新連載

「公益社団法人への移行にあたって」 2回シリーズ(2)

公益社団法人への移行にあたって

公認会計士・税理士 木田 稔
(監査法人グラヴィタス代表社員)

 今春の貴協会の公益社団法人への移行にあたり、二回にわたり原稿を寄稿させていただく機会を頂戴しております。前回は、貴協会の公益目的事業である幼児教育等の調査・研究事業、助成事業、教育研修事業の実施上の留意点についてご説明させていただきました。公益法人は一般法人と比較して社会的評価がより高く、また税制上の優遇を受けることとなります。その一方、公益認定基準を永続的に満たすことが求められます。今回は、公益法人の業務運営のうち「財務状況に関する事項」と「法人の機関運営」についての留意点をご説明いたします。

 財務状況に関する事項
 経理的基礎の確保について

 公益法人は、移行後も継続的に公益事業を行うための財政基盤に問題がないようにする必要があります。貴協会におかれましても会費収入等や受取補助金の今後の見通しについて予算等で把握し、これに基づく支出の管理をおこなう必要があるかと存じます。また、会計処理や財産管理、計算書類等の作成について適正に行う必要があります。これらを公益法人認定基準では「経理的基礎」と呼んでいます。

 財務3要件について

また、少し専門的にはなりますが、公益法人移行後は原則として毎年の決算において、以下の財務3要件への適合が求められます。

  1. 収支相償
     公益目的事業に係る収入がその実施に要する費用を超えない
  2. 公益目的事業比率
     公益目的事業の実施費用が法人全体費用の50/100以上となるように事業を行う
  3. 遊休財産額の保有制限
     公益目的事業のために使用されていない財産(遊休財産)が公益目的事業費相当額(1年分)を超過することができない

 事業計画を立案・実行するにあたっては、これらの財務3要件を充足することについても配慮する必要があります。

法人の機関運営に関する事項

 貴協会の運営(ガバナンス)について適切に指揮されることが必要となります。特に、重要な意思決定事項について、適切な手続きを経て行われることが求められ、少なくとも、社員総会、理事会といった法令・定款で定められた機関を適切に招集・開催し、議案が審議されることになります。同様に貴法人が法人内部に設置する各種委員会等の機関組織についても、適切に開催・運営される必要があります。

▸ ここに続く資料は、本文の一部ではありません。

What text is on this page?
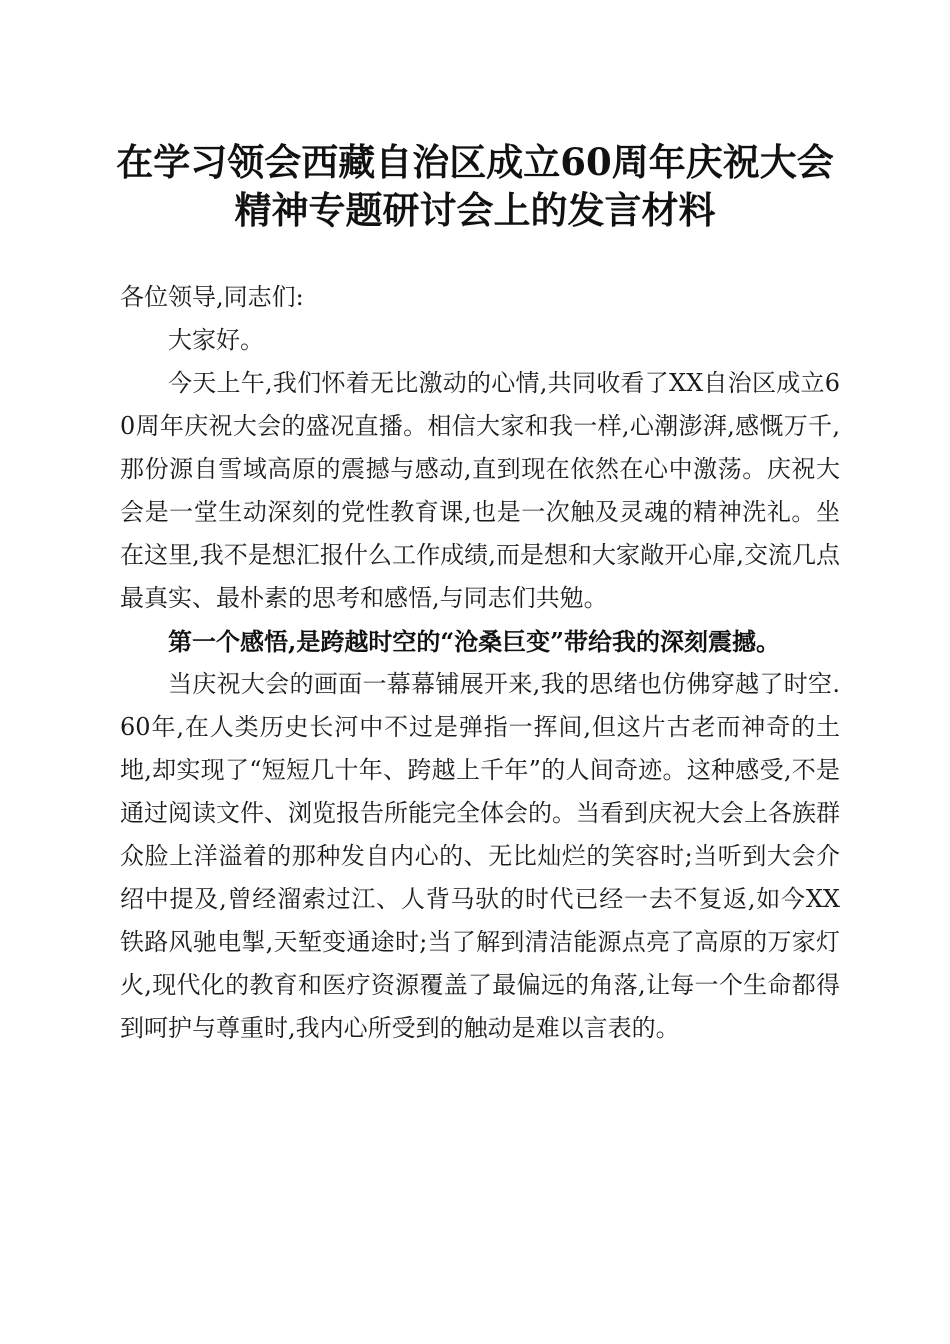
在学习领会西藏自治区成立60周年庆祝大会
精神专题研讨会上的发言材料

各位领导,同志们:

大家好。

今天上午,我们怀着无比激动的心情,共同收看了XX自治区成立60周年庆祝大会的盛况直播。相信大家和我一样,心潮澎湃,感慨万千,那份源自雪域高原的震撼与感动,直到现在依然在心中激荡。庆祝大会是一堂生动深刻的党性教育课,也是一次触及灵魂的精神洗礼。坐在这里,我不是想汇报什么工作成绩,而是想和大家敞开心扉,交流几点最真实、最朴素的思考和感悟,与同志们共勉。

第一个感悟,是跨越时空的“沧桑巨变”带给我的深刻震撼。

当庆祝大会的画面一幕幕铺展开来,我的思绪也仿佛穿越了时空.60年,在人类历史长河中不过是弹指一挥间,但这片古老而神奇的土地,却实现了“短短几十年、跨越上千年”的人间奇迹。这种感受,不是通过阅读文件、浏览报告所能完全体会的。当看到庆祝大会上各族群众脸上洋溢着的那种发自内心的、无比灿烂的笑容时;当听到大会介绍中提及,曾经溜索过江、人背马驮的时代已经一去不复返,如今XX铁路风驰电掣,天堑变通途时;当了解到清洁能源点亮了高原的万家灯火,现代化的教育和医疗资源覆盖了最偏远的角落,让每一个生命都得到呵护与尊重时,我内心所受到的触动是难以言表的。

 ご説明いたしました公益目的事業、ならびに財務および機関運営に関する事項は、貴協会が社会から要請されている公益事業を効率的、効果的、経済的、かつ、継続的に実施することを担保する事項とされ、また同時に、経営の透明性の確保することにより、社会全体の公益が増進することを期待するものであります。

 各幼稚園の理事長、園長をはじめとする教職員の先生方は、子どもたちに対して日々真摯に向き合い、愛情を注ぎ、幼児教育の発展に貢献されてこられたことと存じます。貴協会におかれましても、開かれた経営のもと、その愛情や情熱を基礎として今後の支援活動や情報発信を行い、幼児教育を通じた社会一般の公益に寄与することが求められているのではないでしょうか。

 末筆となりましたが、今後の貴協会ならびに皆様の幼稚園のますますのご清栄を祈念いたしております。